En la exploración física la hepatomegalia (12-75%)
suele ser el único signo. En los casos con cirrosis hepática
constituida se detectan esplenomegalia y algunos estigmas cutáneos
de hepatopatía (arañas vasculares, eritrosis palmar, circulación
subcutánea abdominal) (2,3,6,7,35).
Laboratorio
En los exámenes del laboratorio el dato más
constante es una hipertransaminasemia, habitualmente inferior a cuatro veces
el valor normal, siendo el aumento de ALT el dato analítico de mayor
sensibilidad diagnóstica. El nivel de las transaminasas no guarda relación
con el grado de lesión hepática (3). A diferencia de la hepatopatía
alcohólica, suele existir un predominio de ALT sobre AST; es decir,
el cociente AST/ALT usualmente es <1. Cuando este cociente es >1 sugiere
la existencia de fibrosis avanzada (6).
En algo más de la mitad de los casos existe también
una pequeña elevación de la gammaglutamiltranspeptidasa y de
la fosfatasa alcalina. Los parámetros de función hepática
como la protrombina, la albúmina y la bilirrubina sólo se alteran
en la fase de cirrosis hepática avanzada (2,3,6,7,35).
Con mucha frecuencia existe hiperglucemia y/o hipercolesterolemia
y/o hipertrigliceridemia asociados.
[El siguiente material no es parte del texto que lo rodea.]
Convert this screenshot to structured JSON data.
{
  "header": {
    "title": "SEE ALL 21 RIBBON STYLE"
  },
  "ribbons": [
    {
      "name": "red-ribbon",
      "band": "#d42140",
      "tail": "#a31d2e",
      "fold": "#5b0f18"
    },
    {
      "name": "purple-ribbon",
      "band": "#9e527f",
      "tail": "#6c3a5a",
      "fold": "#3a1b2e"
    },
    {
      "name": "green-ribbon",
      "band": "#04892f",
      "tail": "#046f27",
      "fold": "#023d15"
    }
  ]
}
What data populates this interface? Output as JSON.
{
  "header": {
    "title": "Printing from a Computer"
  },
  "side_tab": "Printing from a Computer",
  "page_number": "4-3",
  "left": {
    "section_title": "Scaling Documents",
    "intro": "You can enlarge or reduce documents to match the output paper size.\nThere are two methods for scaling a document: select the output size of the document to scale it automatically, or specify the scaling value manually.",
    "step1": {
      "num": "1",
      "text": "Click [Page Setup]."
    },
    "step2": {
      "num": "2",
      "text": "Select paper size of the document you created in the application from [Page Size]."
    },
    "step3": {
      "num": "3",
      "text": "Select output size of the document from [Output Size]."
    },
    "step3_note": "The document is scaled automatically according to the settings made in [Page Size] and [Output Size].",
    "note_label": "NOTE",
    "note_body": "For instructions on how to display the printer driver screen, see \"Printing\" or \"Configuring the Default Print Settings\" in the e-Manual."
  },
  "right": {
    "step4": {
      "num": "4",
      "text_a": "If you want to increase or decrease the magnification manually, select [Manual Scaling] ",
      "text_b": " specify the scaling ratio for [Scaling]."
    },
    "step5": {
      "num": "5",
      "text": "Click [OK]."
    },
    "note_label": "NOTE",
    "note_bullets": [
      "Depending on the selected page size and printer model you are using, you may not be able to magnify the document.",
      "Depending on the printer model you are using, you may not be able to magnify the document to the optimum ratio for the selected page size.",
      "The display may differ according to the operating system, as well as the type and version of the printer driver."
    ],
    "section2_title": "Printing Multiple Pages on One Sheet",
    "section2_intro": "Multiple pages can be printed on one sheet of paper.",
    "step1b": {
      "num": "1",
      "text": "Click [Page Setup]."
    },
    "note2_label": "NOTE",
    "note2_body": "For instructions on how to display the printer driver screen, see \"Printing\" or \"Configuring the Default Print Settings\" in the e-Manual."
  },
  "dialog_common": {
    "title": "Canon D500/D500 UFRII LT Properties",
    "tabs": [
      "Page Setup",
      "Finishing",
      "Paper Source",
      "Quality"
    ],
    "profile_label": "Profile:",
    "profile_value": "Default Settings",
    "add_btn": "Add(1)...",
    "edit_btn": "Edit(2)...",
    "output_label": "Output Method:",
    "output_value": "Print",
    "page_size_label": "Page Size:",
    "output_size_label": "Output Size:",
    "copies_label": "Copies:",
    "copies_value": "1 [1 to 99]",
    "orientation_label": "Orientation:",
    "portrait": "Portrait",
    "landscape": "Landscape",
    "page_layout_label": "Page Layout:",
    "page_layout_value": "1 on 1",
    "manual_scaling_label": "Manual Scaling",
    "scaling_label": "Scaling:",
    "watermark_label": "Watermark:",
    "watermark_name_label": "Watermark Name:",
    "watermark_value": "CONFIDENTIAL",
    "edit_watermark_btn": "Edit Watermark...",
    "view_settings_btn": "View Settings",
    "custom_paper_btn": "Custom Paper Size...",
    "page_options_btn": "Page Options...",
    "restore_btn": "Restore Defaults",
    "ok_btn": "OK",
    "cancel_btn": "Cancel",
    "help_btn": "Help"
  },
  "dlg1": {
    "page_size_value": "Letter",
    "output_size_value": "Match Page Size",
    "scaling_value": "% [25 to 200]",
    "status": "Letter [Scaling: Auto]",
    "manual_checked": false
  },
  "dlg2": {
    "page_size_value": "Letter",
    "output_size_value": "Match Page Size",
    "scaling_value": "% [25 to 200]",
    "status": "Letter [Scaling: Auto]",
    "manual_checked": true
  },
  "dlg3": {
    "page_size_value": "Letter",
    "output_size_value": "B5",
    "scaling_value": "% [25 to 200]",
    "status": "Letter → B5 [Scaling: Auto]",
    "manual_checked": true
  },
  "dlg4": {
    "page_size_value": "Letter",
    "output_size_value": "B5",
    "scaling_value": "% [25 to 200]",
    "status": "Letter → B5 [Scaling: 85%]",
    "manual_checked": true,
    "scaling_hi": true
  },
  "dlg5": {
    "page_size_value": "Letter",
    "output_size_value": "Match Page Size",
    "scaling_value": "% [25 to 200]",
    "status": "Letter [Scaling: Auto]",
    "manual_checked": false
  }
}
Hasta en el 60% de los pacientes existe
aumento de la sideremia y/o ferritina sérica, y hasta el 15% tienen
aumentada la saturación de la transferrina (3,6). El significado de
estas alteraciones del metabolismo del hierro es incierto, ya que la mayoría
de los estudios no han hallado aumento de la concentración hepática
del hierro (6) y el estudio de las mutaciones del gen de la hemocromatosis
ha dado resultados contradictorios (6,36). Algunos autores han hallado también
positividad para los marcadores inmunológicos (autoanticuerpos, inmunoglobulinas)
hasta en el 50% de los pacientes (3).
Estudios de imagen
El depósito de grasa en el hígado puede observarse
por ecografía, tomografía computarizada y resonancia magnética.
Cuanto mayor es el depósito de grasa más fácil es de
detectar. Pero estas técnicas no permiten conocer si coexiste inflamación
o fibrosis. La ecografía abdominal constituye la técnica de
imagen de primera elección. La esteatosis es observada como un aumento
difuso de la ecogenicidad con ecos finos y brillantes (patrón hepático
brillante), escasos vasos intrahepáticos, y atenuación posterior
del sonido (37,38). La sensibilidad global es del 87%, pero aumenta hasta
el 90% cuando la esteatosis afecta a más del 33% de los hepatocitos.
La especificidad es del 86%, pues otras hepatopatías crónicas
también pueden incrementar la ecogenicidad hepática. Su exactitud
diagnóstica es del 85% (39). En la EGHNA en fase de cirrosis puede
observarse contorno hepático nodular, signos de hipertensión
portal y ascitis (39).
En ocasiones, la esteatosis es focal y no difusa, o la esteatosis
difusa respeta algunas zonas de parénquima normal. En la ecografía
la imagen simula un hígado tumoral. En estos casos, la tomografía
computarizada no suele ser útil (la grasa se traduce en zonas de baja
densidad), pero la resonancia magnética sí puede distinguir
entre áreas de infiltración grasa y lesiones tumorales (7).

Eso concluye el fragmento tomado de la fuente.